Sie verließen die Stadt mit Kurs auf La Rochelle, wo die Victoire ins Dock ging, da die Handelsschiffe noch bei Weitem nicht bereit waren. Misson, dem es nicht behagte, so lange Zeit untätig zu bleiben, schlug seinem Freund vor, an Bord der Triumph zu kreuzen, die auf dem Weg in den Englischen Kanal war; der Italiener stimmte dem Vorschlag bereitwillig zu.

Zwischen der Guernsey-Insel und Start Point stießen sie auf die Mayflower unter dem Kommando von Kapitän Balladine, ein Handelsschiff mit achtzehn Kanonen, reich beladen und auf dem Heimweg von Jamaika. Der Kapitän der Engländer bot mutigen Widerstand und verteidigte sein Schiff so lange, dass die Franzosen es nicht in einen Hafen schleppen konnten, weshalb sie sich mit dem Geld und den wertvollsten Gegenständen begnügten, die sie aus ihm zutage fördern konnten. Da das Schiff mehr Wasser aufnahm, als die Pumpen wieder abführen konnten, gingen die Engländer von Bord und sahen ihr Schiff in weniger als einer Stunde untergehen. Monsieur le Blanc, der französische Kapitän, empfing Kapitän Balladine äußerst zuvorkommend und ließ nicht zu, dass er oder seine Mannschaft geplündert würden. Denn, so erklärte er, nur Feiglinge sollten so behandelt werden; tapfere Männer sollten ihresgleichen als Brüder behandeln, auch wenn sie Gegner seien; und es sei eine Rache, die nur von Feiglingen begangen werde, einen edlen Mann, der seine Pflicht tut, übel zu behandeln. Er befahl, dass die Gefangenen ihre Truhen behalten dürften, und als einige seiner Männer daraufhin murrten, erinnerte er sie an die Großherzigkeit des Monarchen, dem sie dienten. Sie seien weder Piraten noch Freibeuter, und als tapfere Männer sollten sie ihren Gegnern ein Beispiel geben, dem diese gern folgten. Und ihre Gefangenen sollten sie so behandeln, wie sie selbst behandelt werden wollten.

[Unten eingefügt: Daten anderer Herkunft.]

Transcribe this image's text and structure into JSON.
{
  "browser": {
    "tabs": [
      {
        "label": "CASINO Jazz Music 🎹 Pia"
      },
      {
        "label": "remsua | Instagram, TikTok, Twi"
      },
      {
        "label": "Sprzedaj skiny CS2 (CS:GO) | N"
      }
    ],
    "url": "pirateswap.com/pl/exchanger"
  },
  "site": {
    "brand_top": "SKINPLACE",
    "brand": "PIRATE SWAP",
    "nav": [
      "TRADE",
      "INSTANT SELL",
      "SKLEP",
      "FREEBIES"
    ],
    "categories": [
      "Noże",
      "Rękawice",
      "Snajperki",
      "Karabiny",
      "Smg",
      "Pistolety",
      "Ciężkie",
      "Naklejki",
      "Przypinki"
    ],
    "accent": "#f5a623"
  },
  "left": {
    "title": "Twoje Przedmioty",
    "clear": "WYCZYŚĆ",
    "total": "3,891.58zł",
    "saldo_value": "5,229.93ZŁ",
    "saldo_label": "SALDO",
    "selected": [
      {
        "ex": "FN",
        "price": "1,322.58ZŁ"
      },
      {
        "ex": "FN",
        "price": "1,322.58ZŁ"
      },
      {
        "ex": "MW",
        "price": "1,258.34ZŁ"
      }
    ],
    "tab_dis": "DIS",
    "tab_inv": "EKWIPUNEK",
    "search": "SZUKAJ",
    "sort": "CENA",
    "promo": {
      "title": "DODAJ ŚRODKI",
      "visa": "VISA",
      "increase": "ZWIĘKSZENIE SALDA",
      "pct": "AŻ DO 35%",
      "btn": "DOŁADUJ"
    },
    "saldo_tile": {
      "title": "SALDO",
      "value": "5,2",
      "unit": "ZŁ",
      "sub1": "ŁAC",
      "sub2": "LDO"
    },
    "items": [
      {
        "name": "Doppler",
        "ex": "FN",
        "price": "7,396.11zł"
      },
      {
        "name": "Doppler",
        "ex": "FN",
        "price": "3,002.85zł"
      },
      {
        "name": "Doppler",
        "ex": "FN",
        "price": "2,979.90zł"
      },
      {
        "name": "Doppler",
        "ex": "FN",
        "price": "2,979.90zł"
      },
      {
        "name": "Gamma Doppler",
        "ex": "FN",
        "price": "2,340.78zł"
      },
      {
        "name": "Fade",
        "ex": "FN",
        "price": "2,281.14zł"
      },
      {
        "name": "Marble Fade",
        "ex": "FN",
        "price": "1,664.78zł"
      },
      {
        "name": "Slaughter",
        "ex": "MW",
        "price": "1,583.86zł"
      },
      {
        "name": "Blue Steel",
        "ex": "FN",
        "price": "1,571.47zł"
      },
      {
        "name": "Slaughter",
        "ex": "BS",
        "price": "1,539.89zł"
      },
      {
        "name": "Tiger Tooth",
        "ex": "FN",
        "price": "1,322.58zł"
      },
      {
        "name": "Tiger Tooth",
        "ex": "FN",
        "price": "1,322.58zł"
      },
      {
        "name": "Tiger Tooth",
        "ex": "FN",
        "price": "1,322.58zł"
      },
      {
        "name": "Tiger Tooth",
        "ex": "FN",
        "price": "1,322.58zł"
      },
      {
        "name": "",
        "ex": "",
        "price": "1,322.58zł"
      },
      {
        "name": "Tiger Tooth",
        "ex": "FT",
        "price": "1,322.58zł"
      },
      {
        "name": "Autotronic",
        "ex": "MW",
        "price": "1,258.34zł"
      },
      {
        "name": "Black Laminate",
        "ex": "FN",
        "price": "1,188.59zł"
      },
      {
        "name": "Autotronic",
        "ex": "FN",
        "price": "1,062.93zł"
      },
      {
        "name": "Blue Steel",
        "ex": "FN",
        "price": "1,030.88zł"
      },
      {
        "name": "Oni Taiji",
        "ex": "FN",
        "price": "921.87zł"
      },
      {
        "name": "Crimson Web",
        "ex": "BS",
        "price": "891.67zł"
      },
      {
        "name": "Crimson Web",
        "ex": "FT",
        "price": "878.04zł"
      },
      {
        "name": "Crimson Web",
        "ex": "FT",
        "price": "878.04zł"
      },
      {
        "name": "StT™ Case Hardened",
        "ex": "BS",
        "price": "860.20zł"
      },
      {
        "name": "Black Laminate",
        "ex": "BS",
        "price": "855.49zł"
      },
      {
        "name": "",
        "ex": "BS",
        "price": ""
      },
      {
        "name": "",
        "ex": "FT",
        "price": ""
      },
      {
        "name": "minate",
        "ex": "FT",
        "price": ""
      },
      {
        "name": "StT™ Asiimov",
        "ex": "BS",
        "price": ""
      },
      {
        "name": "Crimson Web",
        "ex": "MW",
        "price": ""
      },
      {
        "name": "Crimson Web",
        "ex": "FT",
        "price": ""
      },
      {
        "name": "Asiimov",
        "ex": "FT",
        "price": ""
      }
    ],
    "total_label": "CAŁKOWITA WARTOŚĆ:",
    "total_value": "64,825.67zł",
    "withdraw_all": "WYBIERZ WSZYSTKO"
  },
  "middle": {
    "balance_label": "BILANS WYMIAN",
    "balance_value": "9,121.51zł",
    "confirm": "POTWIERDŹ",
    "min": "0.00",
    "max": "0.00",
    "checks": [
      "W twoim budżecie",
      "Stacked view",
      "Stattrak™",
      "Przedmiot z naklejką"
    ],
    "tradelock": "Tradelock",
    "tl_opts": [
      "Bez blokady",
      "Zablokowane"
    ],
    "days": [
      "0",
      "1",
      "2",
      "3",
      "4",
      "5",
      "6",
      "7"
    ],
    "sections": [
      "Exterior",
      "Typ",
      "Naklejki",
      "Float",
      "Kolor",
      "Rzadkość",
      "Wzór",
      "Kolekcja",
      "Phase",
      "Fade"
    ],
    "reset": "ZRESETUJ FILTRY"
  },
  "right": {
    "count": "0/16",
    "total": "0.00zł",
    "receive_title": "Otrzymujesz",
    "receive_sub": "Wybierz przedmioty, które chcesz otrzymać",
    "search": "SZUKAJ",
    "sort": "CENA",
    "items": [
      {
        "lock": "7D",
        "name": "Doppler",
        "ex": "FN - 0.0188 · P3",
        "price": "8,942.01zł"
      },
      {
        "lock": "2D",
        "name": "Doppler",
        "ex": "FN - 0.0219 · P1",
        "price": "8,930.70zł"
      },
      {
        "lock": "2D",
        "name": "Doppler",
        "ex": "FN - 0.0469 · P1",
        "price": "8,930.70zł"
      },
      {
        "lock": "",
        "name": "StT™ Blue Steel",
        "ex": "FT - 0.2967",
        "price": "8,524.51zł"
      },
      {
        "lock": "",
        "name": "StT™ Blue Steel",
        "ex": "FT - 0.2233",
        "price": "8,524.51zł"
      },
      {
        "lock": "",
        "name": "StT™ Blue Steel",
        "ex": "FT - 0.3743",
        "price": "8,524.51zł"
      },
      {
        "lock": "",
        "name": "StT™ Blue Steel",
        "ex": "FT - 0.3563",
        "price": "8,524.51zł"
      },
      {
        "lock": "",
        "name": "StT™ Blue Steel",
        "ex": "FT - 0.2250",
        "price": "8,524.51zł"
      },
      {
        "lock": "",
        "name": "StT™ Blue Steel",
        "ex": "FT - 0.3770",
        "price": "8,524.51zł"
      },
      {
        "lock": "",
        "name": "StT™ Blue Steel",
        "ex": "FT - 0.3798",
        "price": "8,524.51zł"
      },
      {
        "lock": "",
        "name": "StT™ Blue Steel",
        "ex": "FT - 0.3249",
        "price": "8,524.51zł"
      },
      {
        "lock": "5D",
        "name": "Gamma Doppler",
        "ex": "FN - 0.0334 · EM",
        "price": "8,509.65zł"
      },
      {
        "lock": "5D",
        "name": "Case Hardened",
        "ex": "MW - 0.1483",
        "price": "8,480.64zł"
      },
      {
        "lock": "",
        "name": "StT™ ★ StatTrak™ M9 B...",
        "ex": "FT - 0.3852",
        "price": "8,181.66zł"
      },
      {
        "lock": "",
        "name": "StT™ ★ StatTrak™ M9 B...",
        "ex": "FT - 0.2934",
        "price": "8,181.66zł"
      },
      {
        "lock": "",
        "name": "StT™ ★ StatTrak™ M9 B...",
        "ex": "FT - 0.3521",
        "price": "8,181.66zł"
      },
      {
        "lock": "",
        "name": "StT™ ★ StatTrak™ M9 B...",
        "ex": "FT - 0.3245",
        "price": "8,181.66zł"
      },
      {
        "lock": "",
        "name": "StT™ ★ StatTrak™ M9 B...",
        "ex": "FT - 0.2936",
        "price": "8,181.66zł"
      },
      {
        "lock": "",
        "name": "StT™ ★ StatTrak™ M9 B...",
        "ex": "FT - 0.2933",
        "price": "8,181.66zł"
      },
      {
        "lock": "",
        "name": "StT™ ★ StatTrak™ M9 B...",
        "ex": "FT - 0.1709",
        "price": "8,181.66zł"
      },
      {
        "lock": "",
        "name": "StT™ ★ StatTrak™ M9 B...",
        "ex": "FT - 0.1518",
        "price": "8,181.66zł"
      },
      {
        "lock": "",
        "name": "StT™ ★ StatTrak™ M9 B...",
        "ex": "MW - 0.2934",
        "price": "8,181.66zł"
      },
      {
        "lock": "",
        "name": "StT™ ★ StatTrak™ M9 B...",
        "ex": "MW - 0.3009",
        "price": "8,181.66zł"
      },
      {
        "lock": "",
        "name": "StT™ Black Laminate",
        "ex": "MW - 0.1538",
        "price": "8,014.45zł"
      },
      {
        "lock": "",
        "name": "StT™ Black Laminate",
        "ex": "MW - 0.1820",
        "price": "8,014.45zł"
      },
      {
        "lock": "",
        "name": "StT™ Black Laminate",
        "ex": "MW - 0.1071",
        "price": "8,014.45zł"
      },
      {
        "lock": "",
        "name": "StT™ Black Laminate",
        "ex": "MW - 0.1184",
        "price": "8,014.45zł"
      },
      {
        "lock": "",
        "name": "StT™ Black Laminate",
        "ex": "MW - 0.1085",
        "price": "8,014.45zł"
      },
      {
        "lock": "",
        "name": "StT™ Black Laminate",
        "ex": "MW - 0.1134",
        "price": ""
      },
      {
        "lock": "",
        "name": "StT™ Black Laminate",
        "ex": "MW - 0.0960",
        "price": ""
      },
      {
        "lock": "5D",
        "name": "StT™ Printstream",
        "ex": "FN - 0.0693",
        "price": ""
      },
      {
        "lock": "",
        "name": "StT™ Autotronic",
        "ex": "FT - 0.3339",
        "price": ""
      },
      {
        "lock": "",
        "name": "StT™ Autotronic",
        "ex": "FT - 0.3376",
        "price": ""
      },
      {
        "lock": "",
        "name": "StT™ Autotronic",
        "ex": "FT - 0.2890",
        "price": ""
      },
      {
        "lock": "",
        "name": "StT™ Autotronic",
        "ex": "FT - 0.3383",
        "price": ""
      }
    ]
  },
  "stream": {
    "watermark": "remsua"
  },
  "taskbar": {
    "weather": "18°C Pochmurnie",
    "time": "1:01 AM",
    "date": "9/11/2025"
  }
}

Sie segelten den Englischen Kanal hinauf bis nach Beachy Head und trafen auf der Rückfahrt auf drei Schiffe mit je fünfzig Kanonen, die die Verfolgung der Triumph aufnahmen. Aber da letztere ein hervorragendes Segelschiff war, entkamen sie ihnen nach dreieinhalbstündiger Jagd und waren schon gut unterwegs nach Land’s End. Hier kreuzten sie acht Tage lang, umrundeten dann Kap Cornwall, fuhren den Kanal von Bristol bis in die Nähe von Nash Point hinauf und brachten ein kleines Schiff auf, das aus Barbados kam. Auf dem weiteren Weg in nördlicher Richtung jagten sie einem Schiff hinterher, das sie am Abend erspähten, verloren es aber in der Nacht. Die Triumph nahm dann Kurs auf Milford, und als sie in der Ferne ein Segel entdeckten, versuchte der Kapitän, das dazugehörige Schiff vom Land abzuschneiden, aber das gelang nicht. Obwohl sie ihm rasch gefolgt waren, erreichte das andere Schiff sicher den Hafen und wäre ohne Zweifel eingenommen worden, hätte die Jagd noch etwas länger gedauert.

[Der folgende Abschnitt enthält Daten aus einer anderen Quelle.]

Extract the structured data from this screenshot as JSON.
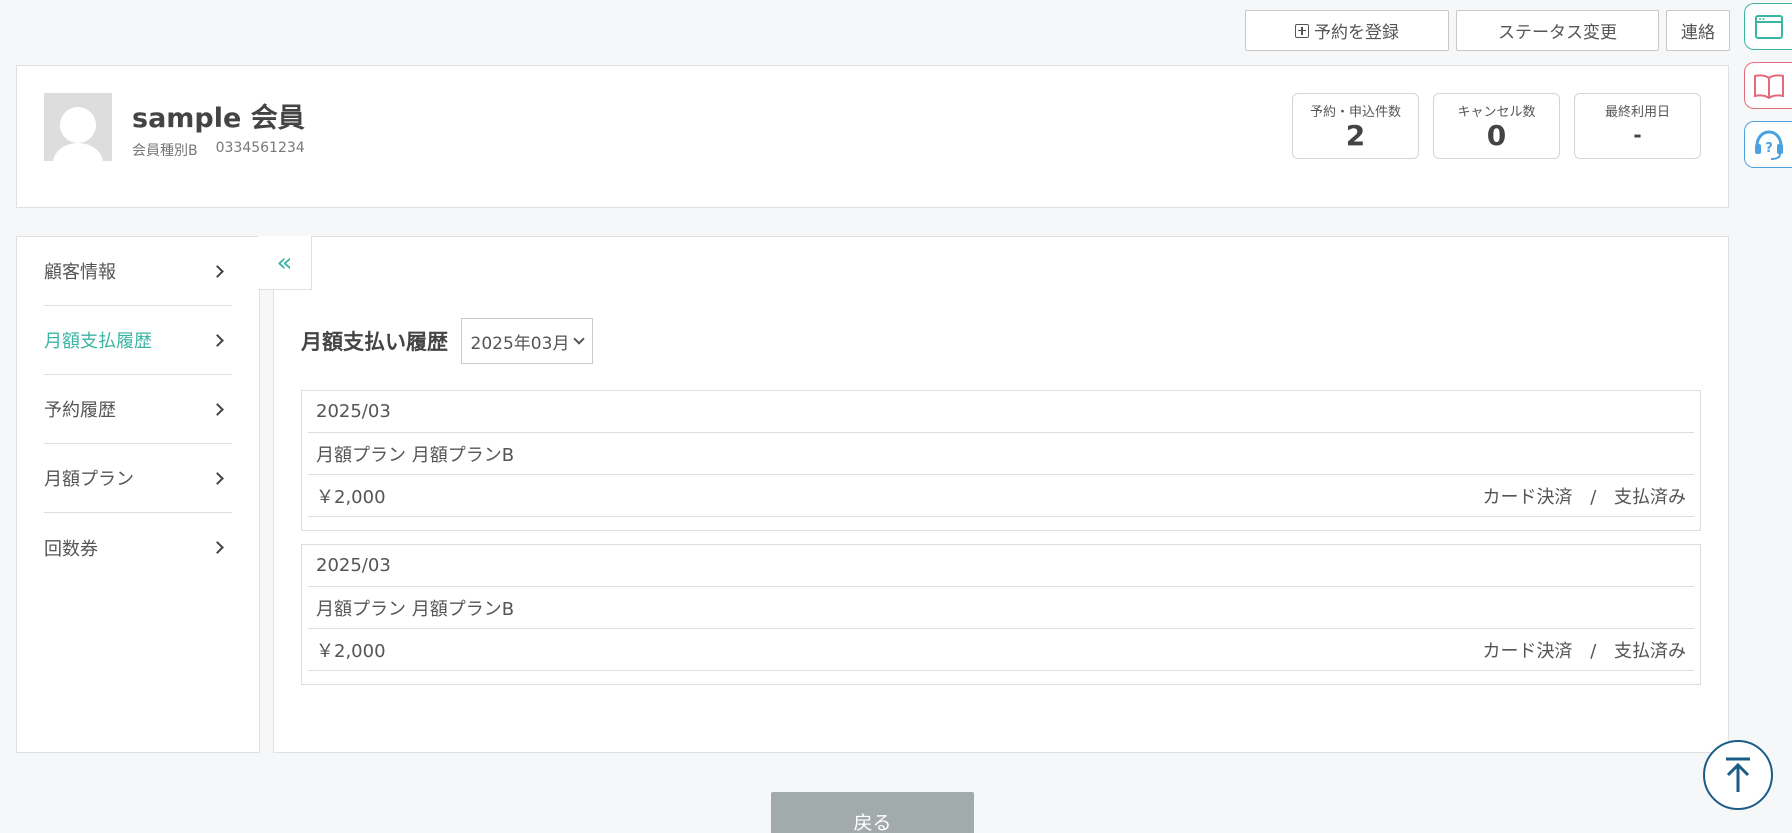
{
  "top_actions": {
    "reserve_label": "予約を登録",
    "status_label": "ステータス変更",
    "contact_label": "連絡"
  },
  "side_icons": [
    "browser-window-icon",
    "book-icon",
    "help-headset-icon"
  ],
  "profile": {
    "name": "sample 会員",
    "member_type": "会員種別B",
    "phone": "0334561234",
    "stats": [
      {
        "label": "予約・申込件数",
        "value": "2"
      },
      {
        "label": "キャンセル数",
        "value": "0"
      },
      {
        "label": "最終利用日",
        "value": "-"
      }
    ]
  },
  "sidebar": {
    "items": [
      {
        "label": "顧客情報",
        "active": false
      },
      {
        "label": "月額支払履歴",
        "active": true
      },
      {
        "label": "予約履歴",
        "active": false
      },
      {
        "label": "月額プラン",
        "active": false
      },
      {
        "label": "回数券",
        "active": false
      }
    ],
    "collapse_glyph": "«"
  },
  "main": {
    "title": "月額支払い履歴",
    "selected_month": "2025年03月",
    "records": [
      {
        "month": "2025/03",
        "plan": "月額プラン 月額プランB",
        "amount": "￥2,000",
        "payment": "カード決済",
        "separator": "/",
        "status": "支払済み"
      },
      {
        "month": "2025/03",
        "plan": "月額プラン 月額プランB",
        "amount": "￥2,000",
        "payment": "カード決済",
        "separator": "/",
        "status": "支払済み"
      }
    ]
  },
  "back_label": "戻る",
  "colors": {
    "accent": "#3bb5a3",
    "back_button": "#a2abab",
    "scroll_top": "#1b5c86"
  }
}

Kapitän Balladine griff zum Fernrohr und verkündete, es sei die Port Royal, ein Schiff aus Bristol, das von Jamaika aus mit ihm und im Geleit der Charles in See gestochen sei. Unsere Seemänner kehrten sodann zu ihrer eigenen Küste zurück, um ihre Beute in Brest zu verkaufen, wo sie auf seinen Wunsch hin auch Kapitän Balladine absetzten. Monsieur le Blanc machte ihm zum Abschied vierzig Louis zum Geschenk, damit er sich versorgen könne, und seine Mannschaft ließ man ebenfalls gehen.

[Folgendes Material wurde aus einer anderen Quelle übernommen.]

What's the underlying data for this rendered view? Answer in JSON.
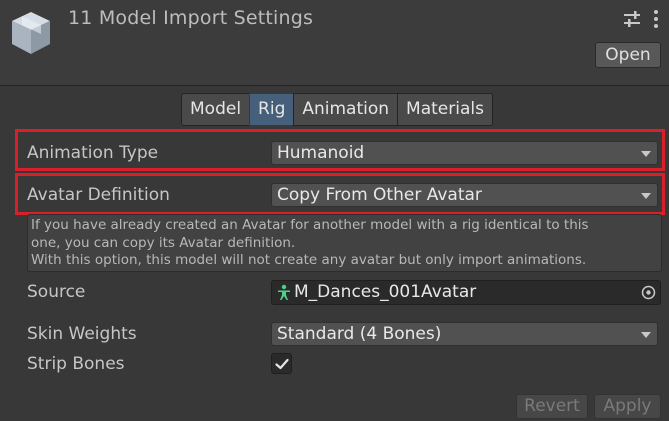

In der Hafeneinfahrt lief die Triumph auf einen Fels, der ihr aber keinen Schaden zufügte. Diese Goulet getaufte Einfahrt ist wegen der vielen Felsen gefährlich, die rechts und links unter Wasser liegen, obgleich der Hafen selbst als der beste Frankreichs bekannt ist. Die Hafenmündung wird von einer starken Bastei beschützt, die Stadt ist gut befestigt und bietet zu ihrer weiteren Verteidigung eine recht mächtige Zitadelle auf. Die Engländer versuchten 1694 einen Angriff auf die Stadt, blieben aber erfolglos und verloren ihren General und zahlreiche Männer. Von dort kehrte die Triumph nach La Rochelle zurück, und einen Monat später liefen unsere Volontäre, die an Bord der Victoire gegangen waren, in Richtung Martinique und Guadeloupe aus. Auf ihrer Fahrt begegneten sie nichts, was der Erwähnung wert wäre.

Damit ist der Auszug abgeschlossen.